The failure to serve a claim notice on a relevant landlord under section 79(6) of the Commonhold and Leasehold Reform Act 2002 rendered the acquisition of the right to manage voidable.

In A1 Properties (Sunderland) Ltd v Tudor Studios RTM Company Ltd, the appellant, A1 Properties, was an intermediate landlord for the purposes of section 79(6) of the Commonhold and Leasehold Reform Act 2002. The respondent was a right-to-manage company created to acquire the right to manage a block of student accommodation in Leicester.

In March 2020, the respondent served notice on the freeholder and management company, signalling its intention to acquire the right to manage the building. It failed, however, to serve notice on the appellant. In May 2020, the management company objected to the claim and required the respondent to prove the claim notice had been served on the appellant. The respondent applied to the First-tier Tribunal for a determination, whereupon the appellant was joined to the proceedings.

Both the FTT and the Upper Tribunal (Lands Chamber) found that the failure to give a copy of the claim notice to the appellant, as required by section 79(6) did not invalidate the application process. Both the FTT and the UT felt bound by the decision of the Court of Appeal in Elim Court RTM Co Ltd v Avon Freeholds Ltd [2017] EWCA Civ 89 in reaching its decision. It was held in Elim Court that in circumstances where there was a failure to serve a claim notice on an intermediate landlord who had no management powers did not invalidate the acquisition process.

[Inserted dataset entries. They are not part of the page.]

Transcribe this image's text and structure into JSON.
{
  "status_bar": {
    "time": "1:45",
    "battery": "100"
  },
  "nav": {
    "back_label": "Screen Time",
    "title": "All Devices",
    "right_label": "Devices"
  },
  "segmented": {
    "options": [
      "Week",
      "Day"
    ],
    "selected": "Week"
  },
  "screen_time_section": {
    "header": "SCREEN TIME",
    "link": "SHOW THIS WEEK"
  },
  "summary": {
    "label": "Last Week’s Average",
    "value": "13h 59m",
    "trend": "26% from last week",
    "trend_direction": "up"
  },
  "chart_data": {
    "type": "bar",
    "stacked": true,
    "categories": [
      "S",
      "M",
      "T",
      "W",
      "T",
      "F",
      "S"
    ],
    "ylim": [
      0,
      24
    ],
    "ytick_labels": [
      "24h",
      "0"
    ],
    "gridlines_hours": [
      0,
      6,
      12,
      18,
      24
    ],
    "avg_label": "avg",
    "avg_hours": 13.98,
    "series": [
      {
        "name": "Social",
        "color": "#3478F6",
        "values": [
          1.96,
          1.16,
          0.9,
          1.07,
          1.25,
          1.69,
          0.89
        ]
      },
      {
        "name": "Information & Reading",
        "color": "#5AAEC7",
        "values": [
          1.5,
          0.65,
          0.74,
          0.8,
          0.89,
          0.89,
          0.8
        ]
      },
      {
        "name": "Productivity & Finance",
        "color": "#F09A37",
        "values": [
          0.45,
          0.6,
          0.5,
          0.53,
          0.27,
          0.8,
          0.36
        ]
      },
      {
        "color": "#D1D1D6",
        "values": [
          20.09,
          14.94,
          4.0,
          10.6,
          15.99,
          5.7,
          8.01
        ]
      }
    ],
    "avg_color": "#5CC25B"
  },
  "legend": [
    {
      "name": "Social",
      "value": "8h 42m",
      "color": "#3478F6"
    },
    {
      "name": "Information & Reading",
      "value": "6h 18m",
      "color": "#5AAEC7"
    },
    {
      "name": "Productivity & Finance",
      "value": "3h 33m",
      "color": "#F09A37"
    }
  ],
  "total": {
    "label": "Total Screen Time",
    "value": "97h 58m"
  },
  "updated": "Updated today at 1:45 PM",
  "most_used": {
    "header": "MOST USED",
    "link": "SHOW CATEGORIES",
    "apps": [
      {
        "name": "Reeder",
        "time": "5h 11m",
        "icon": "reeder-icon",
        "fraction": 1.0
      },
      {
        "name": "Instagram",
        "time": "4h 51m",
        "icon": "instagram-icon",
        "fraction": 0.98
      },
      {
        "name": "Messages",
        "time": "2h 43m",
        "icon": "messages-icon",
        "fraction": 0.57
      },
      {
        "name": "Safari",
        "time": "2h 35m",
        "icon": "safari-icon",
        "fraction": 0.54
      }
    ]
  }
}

Relying on R v Soneji [2005] UKHL 49, it was determined by the Supreme Court on a “leapfrog” appeal that the correct approach in cases where the statute was silent as to the consequences of non-compliance with a statutory requirement was to first look at the entirety of the framework within which the requirement arose and to ask what consequence of non-compliance would best fit that structure as a whole.

The failure to serve a claim notice on a relevant intermediate landlord, as required by section 79(6), was to render the acquisition process voidable, but not void. It could not have been the intention of parliament that the statutory process could be frustrated when the consequences of non service did not deprive an intermediate landlord of a significant opportunity to raise an objection to the process or where their objection had been dealt with in any event during the course of the same.

The Supreme Court found that Elim Court, in so far as it held that non-service of a claim notice would not invalidate the acquisition process when an intermediate landlord had no management powers, had to be treated with caution.